A new report from the Urban Institute details what every honest adult already knows: Obamacare is the most successful new government program since Medicare and Medicaid.
In states that have fully implemented the law, the uninsured population has been cut in half. Tens of millions of Americans have been covered and about 14 million of them were uninsured before.
Health spending is now predicted to be $2.4 trillion lower than estimates made Obamacare became law. We can’t say that all was the result of Obamacare — but we can say that if it were predicted to be $2.4 trillion higher, Obamacare would get all the blame.
A few conservatives have transitioned from their religious conviction the program couldn’t work, would bankrupt and would cut the uninsured to “Duh, of course it works” but it’s bad because it does what every advanced country on earth does — expand coverage for the middle class, generally raising efficiencies and lowering costs, by taxing the rich.
If Obamacare continues down this path, we’ll end up at the inevitable end of every American success — Republicans claiming credit for it — sooner than later. The 2012 election will be recast as an election Barack Obama won only because he stole Mitt Romney’s one productive contribution to public life.
But we face two hazards that could seriously derail this remarkable success.
In its ruling for King v. Burwell, Supreme Court could easily gut the law and tell the states to fix it — even though Republicans have made it clear they will not fix it. Arizona just passed a law promising to let the residents who could be denied subsidies in a ruling for the plaintiff suffer.
Presidential candidate Scott Walker has made a point of saying that he will do nothing to help his states residents. And is there anyone alive who imagines he’ll blow his primary campaign by helping to save Obamacare?
Republicans will deny millions coverage and expect to pay no political price because that’s exactly what’s happened with Medicaid expansion. They’ll be punishing actual middle class workers in this case. But it’s a risk they’re willing to take given their party’s approach to apostates.
This leads to the second and greater hazard. The belief that Obamacare should be repealed is largely unpopular but among GOP primary voters, it’s a priority on par with sainthood for Ronald Reagan.
Republican presidential wannabes are outbidding each other for how many people they can uninsure.
Marco Rubio is leading the pack with his “market-based” system that covers 80 Floridians. Obamacare, on the other hand, insures 1.6 million in Florida alone.
If a Republican manages to get elected in 2016, a possible horror of astonishing magnitude that we must never erase from our minds, the internal party pressure to undo the law by any means necessary will be impossible for any politician to resist.

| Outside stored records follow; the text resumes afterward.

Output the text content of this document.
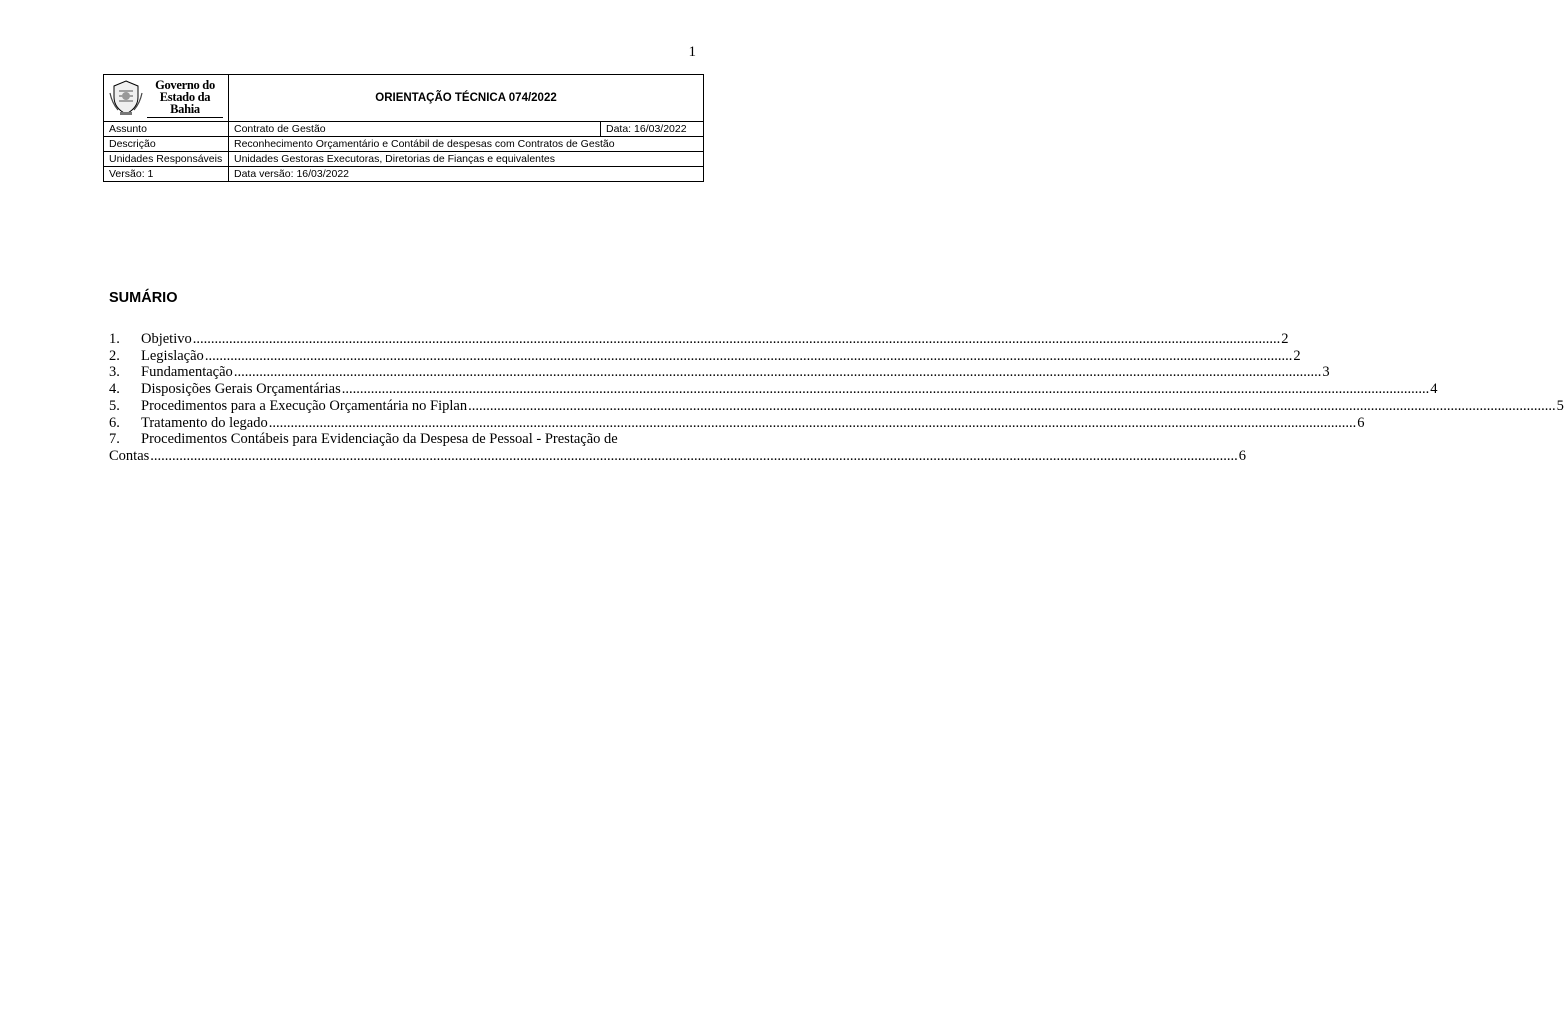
1
Governo do
Estado da Bahia	ORIENTAÇÃO TÉCNICA 074/2022	
Assunto	Contrato de Gestão	Data: 16/03/2022
Descrição	Reconhecimento Orçamentário e Contábil de despesas com Contratos de Gestão	
Unidades Responsáveis	Unidades Gestoras Executoras, Diretorias de Fianças e equivalentes	
Versão: 1	Data versão: 16/03/2022	
SUMÁRIO
1.	Objetivo ............................................................................................................................................................................................................................................................................................................ 2
2.	Legislação ............................................................................................................................................................................................................................................................................................................ 2
3.	Fundamentação ............................................................................................................................................................................................................................................................................................................ 3
4.	Disposições Gerais Orçamentárias ............................................................................................................................................................................................................................................................................................................ 4
5.	Procedimentos para a Execução Orçamentária no Fiplan ............................................................................................................................................................................................................................................................................................................ 5
6.	Tratamento do legado ............................................................................................................................................................................................................................................................................................................ 6
7.	Procedimentos Contábeis para Evidenciação da Despesa de Pessoal - Prestação de
Contas ............................................................................................................................................................................................................................................................................................................ 6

At least one Tea Partier wants you to get your government paws of his Obamacare. And he might even vote for Hillary to protect his own well-being. And it’s possible that this could be a positive for Democrats as they focus the public on the GOP’s agenda — un-insuring lots and lots of people who really need it even though that make drive up our debt.
But we should never underestimate Republicans ability to convince people to vote against their own interests.

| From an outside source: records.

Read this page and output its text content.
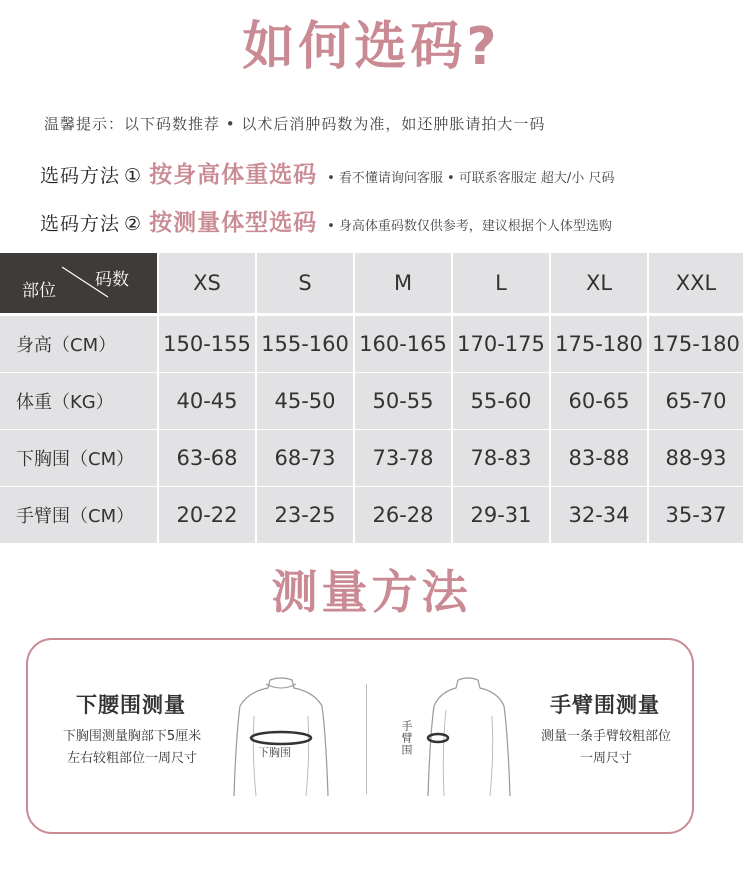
如何选码?
温馨提示：以下码数推荐 • 以术后消肿码数为准，如还肿胀请拍大一码
选码方法 ① 按身高体重选码 • 看不懂请询问客服 • 可联系客服定 超大/小 尺码
选码方法 ② 按测量体型选码 • 身高体重码数仅供参考，建议根据个人体型选购
部位
码数	XS	S	M	L	XL	XXL
身高（CM）	150-155 155-160 160-165 170-175 175-180 175-180
体重（KG）	40-45	45-50	50-55	55-60	60-65	65-70
下胸围（CM）	63-68	68-73	73-78	78-83	83-88	88-93
手臂围（CM）	20-22	23-25	26-28	29-31	32-34	35-37
测量方法
下腰围测量
下胸围测量胸部下5厘米
左右较粗部位一周尺寸	下胸围	手臂围
手臂围测量
测量一条手臂较粗部位
一周尺寸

About a billion dollars has been spend demeaning this law and there’s still no comparable substantive, sustained effort to describe the good it actually does. As a result the law is still unpopular.
Democrats haven’t even picked up the Republican habit of using a uniform description of the law. Remember the “job-killing” stimulus — another successfully smeared yet remarkable success, which has helped transform how we produce energy. I’d suggest calling Obamacare “life-saving” every chance you get, because it is.

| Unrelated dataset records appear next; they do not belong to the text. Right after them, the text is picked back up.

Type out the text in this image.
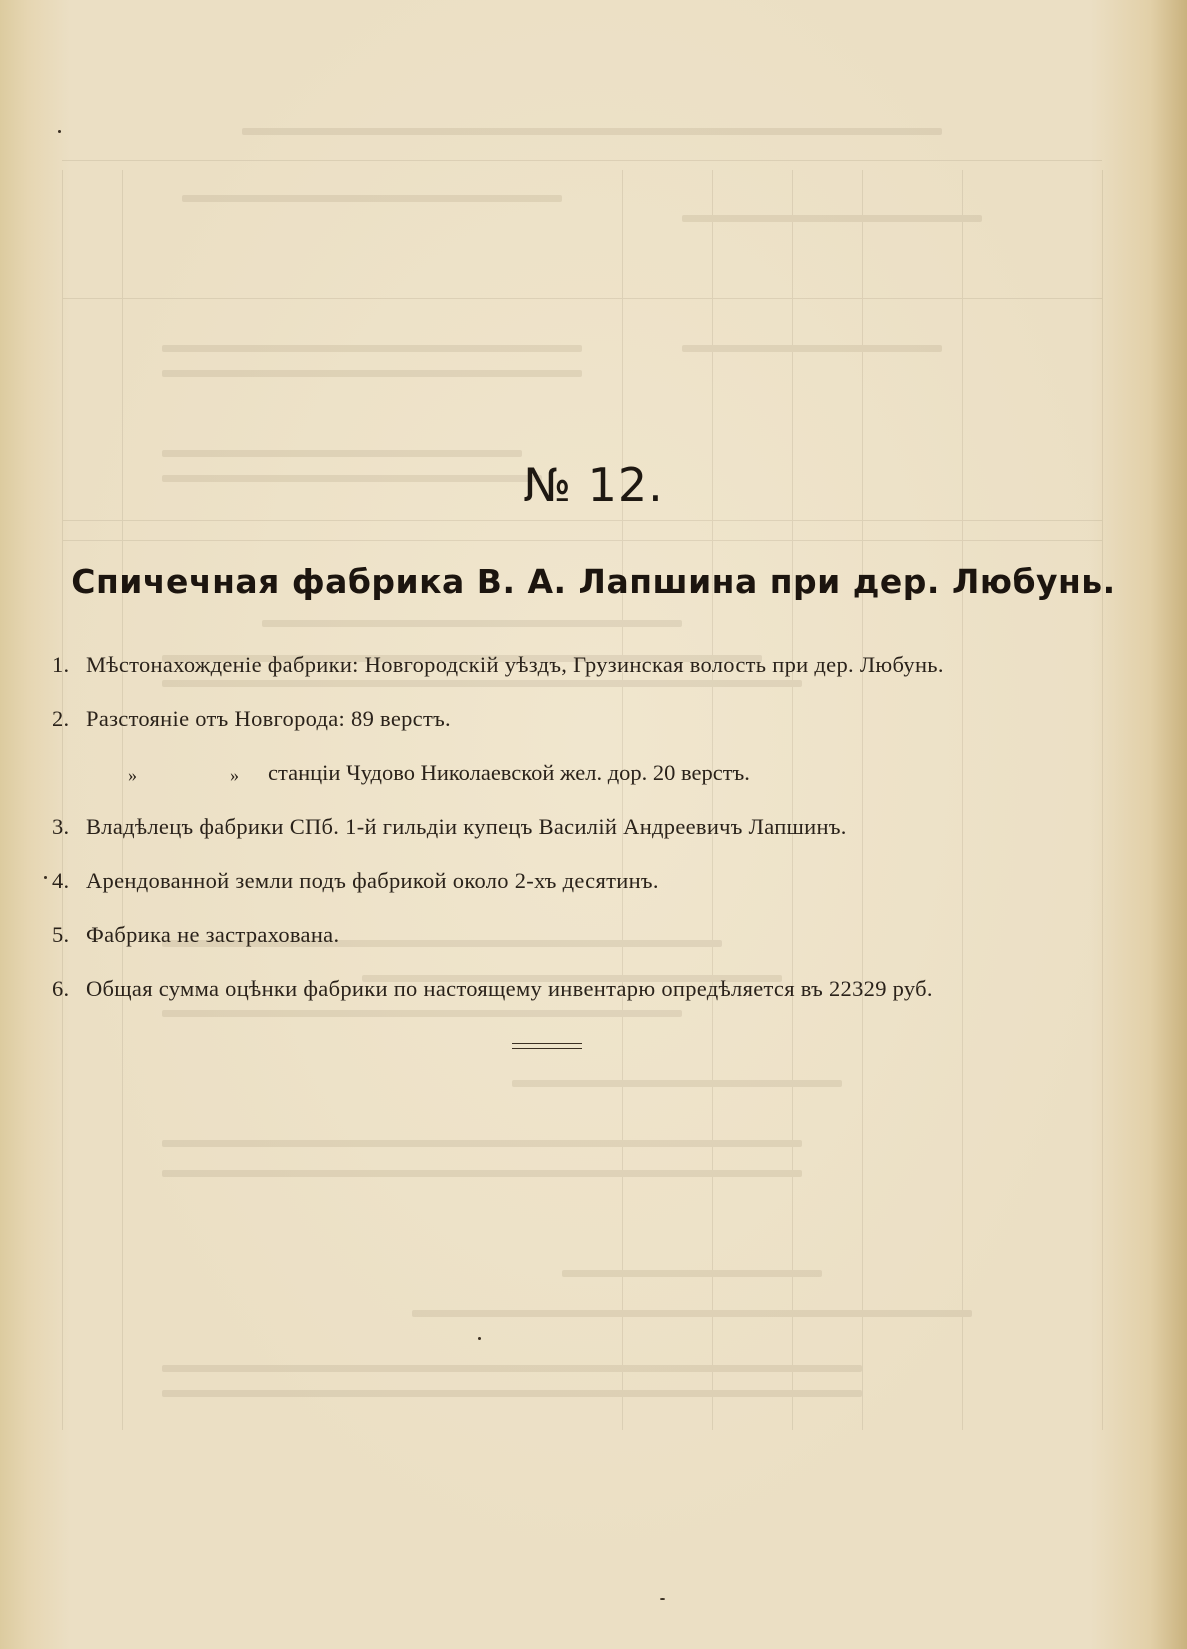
№ 12.
Спичечная фабрика В. А. Лапшина при дер. Любунь.
1. Мѣстонахожденіе фабрики: Новгородскій уѣздъ, Грузинская волость при дер. Любунь.
2. Разстояніе отъ Новгорода: 89 верстъ.
»	» станціи Чудово Николаевской жел. дор. 20 верстъ.
3. Владѣлецъ фабрики СПб. 1-й гильдіи купецъ Василій Андреевичъ Лапшинъ.
4. Арендованной земли подъ фабрикой около 2-хъ десятинъ.
5. Фабрика не застрахована.
6. Общая сумма оцѣнки фабрики по настоящему инвентарю опредѣляется въ 22329 руб.
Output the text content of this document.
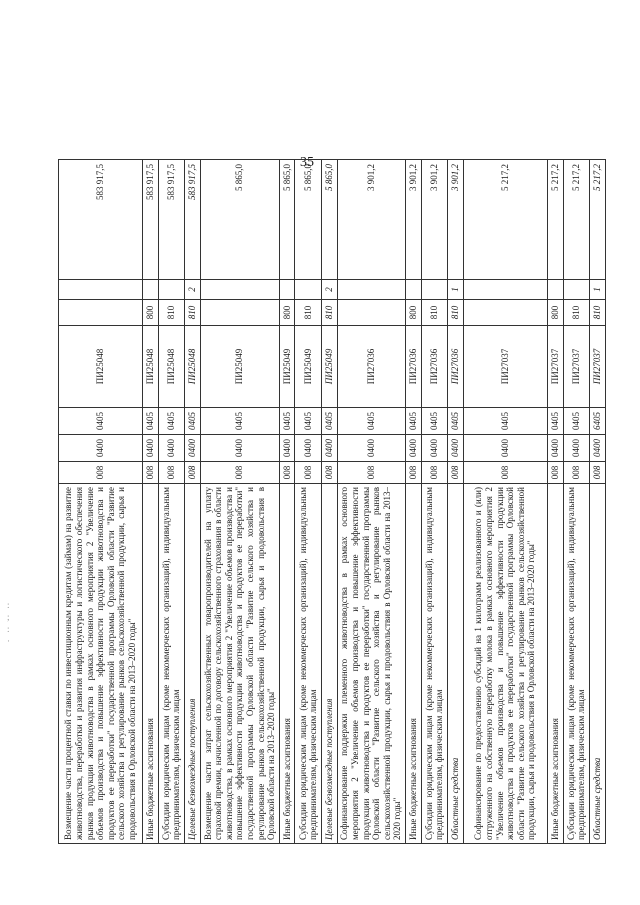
:
;
:
·
35
Возмещение части процентной ставки по инвестиционным кредитам (займам) на развитие животноводства, переработки и развития инфраструктуры и логистического обеспечения рынков продукции животноводства в рамках основного мероприятия 2 "Увеличение объемов производства и повышение эффективности продукции животноводства и продуктов ее переработки" государственной программы Орловской области "Развитие сельского хозяйства и регулирование рынков сельскохозяйственной продукции, сырья и продовольствия в Орловской области на 2013–2020 годы"	008	0400	0405	ПИ25048			583 917,5
Иные бюджетные ассигнования	008	0400	0405	ПИ25048	800		583 917,5
Субсидии юридическим лицам (кроме некоммерческих организаций), индивидуальным предпринимателям, физическим лицам	008	0400	0405	ПИ25048	810		583 917,5
Целевые безвозмездные поступления	008	0400	0405	ПИ25048	810	2	583 917,5
Возмещение части затрат сельскохозяйственных товаропроизводителей на уплату страховой премии, начисленной по договору сельскохозяйственного страхования в области животноводства, в рамках основного мероприятия 2 "Увеличение объемов производства и повышение эффективности продукции животноводства и продуктов ее переработки" государственной программы Орловской области "Развитие сельского хозяйства и регулирование рынков сельскохозяйственной продукции, сырья и продовольствия в Орловской области на 2013–2020 годы"	008	0400	0405	ПИ25049			5 865,0
Иные бюджетные ассигнования	008	0400	0405	ПИ25049	800		5 865,0
Субсидии юридическим лицам (кроме некоммерческих организаций), индивидуальным предпринимателям, физическим лицам	008	0400	0405	ПИ25049	810		5 865,0
Целевые безвозмездные поступления	008	0400	0405	ПИ25049	810	2	5 865,0
Софинансирование поддержки племенного животноводства в рамках основного мероприятия 2 "Увеличение объемов производства и повышение эффективности продукции животноводства и продуктов ее переработки" государственной программы Орловской области "Развитие сельского хозяйства и регулирование рынков сельскохозяйственной продукции, сырья и продовольствия в Орловской области на 2013–2020 годы"	008	0400	0405	ПИ27036			3 901,2
Иные бюджетные ассигнования	008	0400	0405	ПИ27036	800		3 901,2
Субсидии юридическим лицам (кроме некоммерческих организаций), индивидуальным предпринимателям, физическим лицам	008	0400	0405	ПИ27036	810		3 901,2
Областные средства	008	0400	0405	ПИ27036	810	1	3 901,2
Софинансирование по предоставлению субсидий на 1 килограмм реализованного и (или) отгруженного на собственную переработку молока в рамках основного мероприятия 2 "Увеличение объемов производства и повышение эффективности продукции животноводства и продуктов ее переработки" государственной программы Орловской области "Развитие сельского хозяйства и регулирование рынков сельскохозяйственной продукции, сырья и продовольствия в Орловской области на 2013–2020 годы"	008	0400	0405	ПИ27037			5 217,2
Иные бюджетные ассигнования	008	0400	0405	ПИ27037	800		5 217,2
Субсидии юридическим лицам (кроме некоммерческих организаций), индивидуальным предпринимателям, физическим лицам	008	0400	0405	ПИ27037	810		5 217,2
Областные средства	008	0400	6405	ПИ27037	810	1	5 217,2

Lives are on the line as the two last big battles to save this law will be fought.
So to put what’s at stake in context, be sure to point out that the GOP is as wrong about Obamacare as they were about the Iraq War. And the lies they’re using to hide that fact could costs us thousands of lives and trillions of dollars, again.
And it’s also important to remember the real reason the Republican elite opposes Obamacare. It’s the same reason, they oppose everything: “Our richest people don’t want to, because it would reduce their wealth somewhat.”